Even though computers are often considered deterministic, computational software is a rapidly evolving and changing landscape. Libraries are constantly adding new features and fixing issues. Even libraries with the strictest backwards-compatibility policies can change in significant ways. As computer hardware evolves, software is forced to adapt accordingly.
A reproducible computational environment is sufficiently consistent for the computational task at hand. For example, this can consist of a similar CPU instruction set, libraries and executables available with a specific version and configuration options, a specific operating system version, etc.
Docker is an open-source engine that automates the deployment of any application as a lightweight, portable, self-sufficient container that will run virtually anywhere.
Docker works with images that consume minimal disk space, versioned, archiveable, and shareable. Executing applications in these images does not require dedicated resources and is high performance. For more information on Docker please visit this page.
As the name suggests, a Virtual Machine (VM) emulates a physical computer. In the last few years, VM's have become very popular because of their scalability, ease of maintenance, and reproducibility.
Vagrant is a software that defines and controls the virtual machine environment. These machines are generally able to work together and can be associated with each other. Some use-cases people are using multi-machine environments for today:
- Accurately modeling a multi-server production topology, such as separating a web and database server.

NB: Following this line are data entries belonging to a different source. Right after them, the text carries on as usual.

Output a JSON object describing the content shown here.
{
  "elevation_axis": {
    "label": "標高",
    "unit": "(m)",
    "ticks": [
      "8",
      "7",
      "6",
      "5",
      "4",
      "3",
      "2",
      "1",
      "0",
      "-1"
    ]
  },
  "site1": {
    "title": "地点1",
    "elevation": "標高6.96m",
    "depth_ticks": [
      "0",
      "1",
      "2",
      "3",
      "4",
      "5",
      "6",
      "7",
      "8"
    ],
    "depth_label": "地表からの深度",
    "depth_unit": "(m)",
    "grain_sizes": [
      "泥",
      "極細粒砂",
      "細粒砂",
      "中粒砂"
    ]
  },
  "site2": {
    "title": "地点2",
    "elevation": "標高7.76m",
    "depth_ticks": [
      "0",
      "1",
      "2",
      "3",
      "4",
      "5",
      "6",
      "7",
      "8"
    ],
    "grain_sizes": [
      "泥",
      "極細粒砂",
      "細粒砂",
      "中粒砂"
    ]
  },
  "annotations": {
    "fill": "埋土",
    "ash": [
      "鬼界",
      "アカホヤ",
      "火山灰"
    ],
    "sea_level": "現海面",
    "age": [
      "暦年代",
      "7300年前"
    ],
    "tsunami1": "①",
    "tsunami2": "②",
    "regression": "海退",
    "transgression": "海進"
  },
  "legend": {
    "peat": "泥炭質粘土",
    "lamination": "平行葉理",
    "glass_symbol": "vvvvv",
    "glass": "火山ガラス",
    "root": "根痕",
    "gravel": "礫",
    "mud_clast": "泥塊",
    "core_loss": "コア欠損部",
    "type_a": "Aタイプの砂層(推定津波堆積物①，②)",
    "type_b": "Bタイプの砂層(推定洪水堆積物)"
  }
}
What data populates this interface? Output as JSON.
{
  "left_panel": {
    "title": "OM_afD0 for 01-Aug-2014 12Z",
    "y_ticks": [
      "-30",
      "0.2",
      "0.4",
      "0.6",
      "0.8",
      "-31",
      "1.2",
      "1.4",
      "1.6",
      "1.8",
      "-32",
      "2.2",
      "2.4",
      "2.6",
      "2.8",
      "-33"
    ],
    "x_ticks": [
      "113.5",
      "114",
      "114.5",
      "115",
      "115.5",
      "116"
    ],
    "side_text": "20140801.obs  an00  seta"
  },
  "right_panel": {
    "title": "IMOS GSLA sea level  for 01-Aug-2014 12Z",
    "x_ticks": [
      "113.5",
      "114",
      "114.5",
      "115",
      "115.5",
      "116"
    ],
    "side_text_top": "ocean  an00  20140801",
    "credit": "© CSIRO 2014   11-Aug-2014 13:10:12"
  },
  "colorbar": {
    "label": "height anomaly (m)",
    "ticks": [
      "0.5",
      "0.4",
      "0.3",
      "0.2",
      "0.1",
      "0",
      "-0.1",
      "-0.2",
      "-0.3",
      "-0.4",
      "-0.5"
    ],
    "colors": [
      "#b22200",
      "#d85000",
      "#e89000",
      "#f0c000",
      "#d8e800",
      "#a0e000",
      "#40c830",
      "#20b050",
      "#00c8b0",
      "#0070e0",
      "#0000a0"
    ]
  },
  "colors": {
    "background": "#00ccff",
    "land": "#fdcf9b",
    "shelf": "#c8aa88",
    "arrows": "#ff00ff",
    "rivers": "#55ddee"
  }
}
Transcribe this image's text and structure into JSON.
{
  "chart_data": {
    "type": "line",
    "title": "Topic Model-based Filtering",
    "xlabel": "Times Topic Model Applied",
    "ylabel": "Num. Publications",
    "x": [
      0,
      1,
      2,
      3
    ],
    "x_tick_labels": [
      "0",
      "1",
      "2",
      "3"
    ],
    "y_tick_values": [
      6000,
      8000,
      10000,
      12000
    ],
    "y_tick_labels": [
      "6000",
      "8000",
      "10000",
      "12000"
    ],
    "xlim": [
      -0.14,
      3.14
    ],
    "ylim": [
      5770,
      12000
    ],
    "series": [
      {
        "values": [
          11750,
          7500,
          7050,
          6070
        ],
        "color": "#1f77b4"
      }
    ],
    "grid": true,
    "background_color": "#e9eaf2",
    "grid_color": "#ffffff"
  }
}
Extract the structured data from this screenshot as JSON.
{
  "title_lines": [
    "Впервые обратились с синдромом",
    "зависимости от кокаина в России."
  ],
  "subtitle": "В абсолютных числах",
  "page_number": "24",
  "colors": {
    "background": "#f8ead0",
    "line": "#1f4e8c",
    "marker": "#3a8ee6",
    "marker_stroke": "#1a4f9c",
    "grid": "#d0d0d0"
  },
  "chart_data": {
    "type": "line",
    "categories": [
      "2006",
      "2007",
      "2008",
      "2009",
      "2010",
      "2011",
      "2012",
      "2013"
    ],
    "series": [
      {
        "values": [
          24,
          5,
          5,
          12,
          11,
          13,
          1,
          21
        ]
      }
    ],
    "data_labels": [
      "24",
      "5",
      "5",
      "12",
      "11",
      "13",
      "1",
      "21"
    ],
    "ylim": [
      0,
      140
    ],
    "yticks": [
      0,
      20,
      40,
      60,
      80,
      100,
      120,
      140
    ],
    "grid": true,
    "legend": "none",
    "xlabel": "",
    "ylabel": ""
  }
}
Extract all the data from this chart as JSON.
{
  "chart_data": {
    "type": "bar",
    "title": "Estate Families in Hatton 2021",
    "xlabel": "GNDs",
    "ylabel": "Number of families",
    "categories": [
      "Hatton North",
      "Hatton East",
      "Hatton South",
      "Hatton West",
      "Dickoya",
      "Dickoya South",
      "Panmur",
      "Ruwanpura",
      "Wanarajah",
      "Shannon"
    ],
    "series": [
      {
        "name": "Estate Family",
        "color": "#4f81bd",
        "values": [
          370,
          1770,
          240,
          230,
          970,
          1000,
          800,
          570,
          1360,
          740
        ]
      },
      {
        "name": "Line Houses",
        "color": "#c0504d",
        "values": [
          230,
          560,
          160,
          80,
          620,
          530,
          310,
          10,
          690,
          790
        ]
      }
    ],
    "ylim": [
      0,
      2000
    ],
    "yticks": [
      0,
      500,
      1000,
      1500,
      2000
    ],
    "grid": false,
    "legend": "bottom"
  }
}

- Modeling a distributed system and how they interact with each other.
- Testing an interface, such as an API to a service component.
- Disaster-case testing: machines dying, network partitions, slow networks, inconsistent world views, etc.
Many software packages provide virtualization on modern computer architectures such as VMWare, Virtual Box, Parallels etc.
Part of the problem in creating a computational environment is the procurement of necessary libraries and other dependencies. Linux distributions have long been a source of extensive scientific development resources. Package managers like HomeBrew and Chocolatey are also available for OSX and Windows. On Linux, yum (http://yum.baseurl.org) is the command line package management for rpm systems, and dpkg (https://wiki.debian.org/Teams/Dpkg) is the software for Debian package management system. Scientific Python distributions are also available like Anaconda, Canopy or PythonX,Y.
- Create your own reproducible computational environment.
- Upload your Docker image to DockerHub.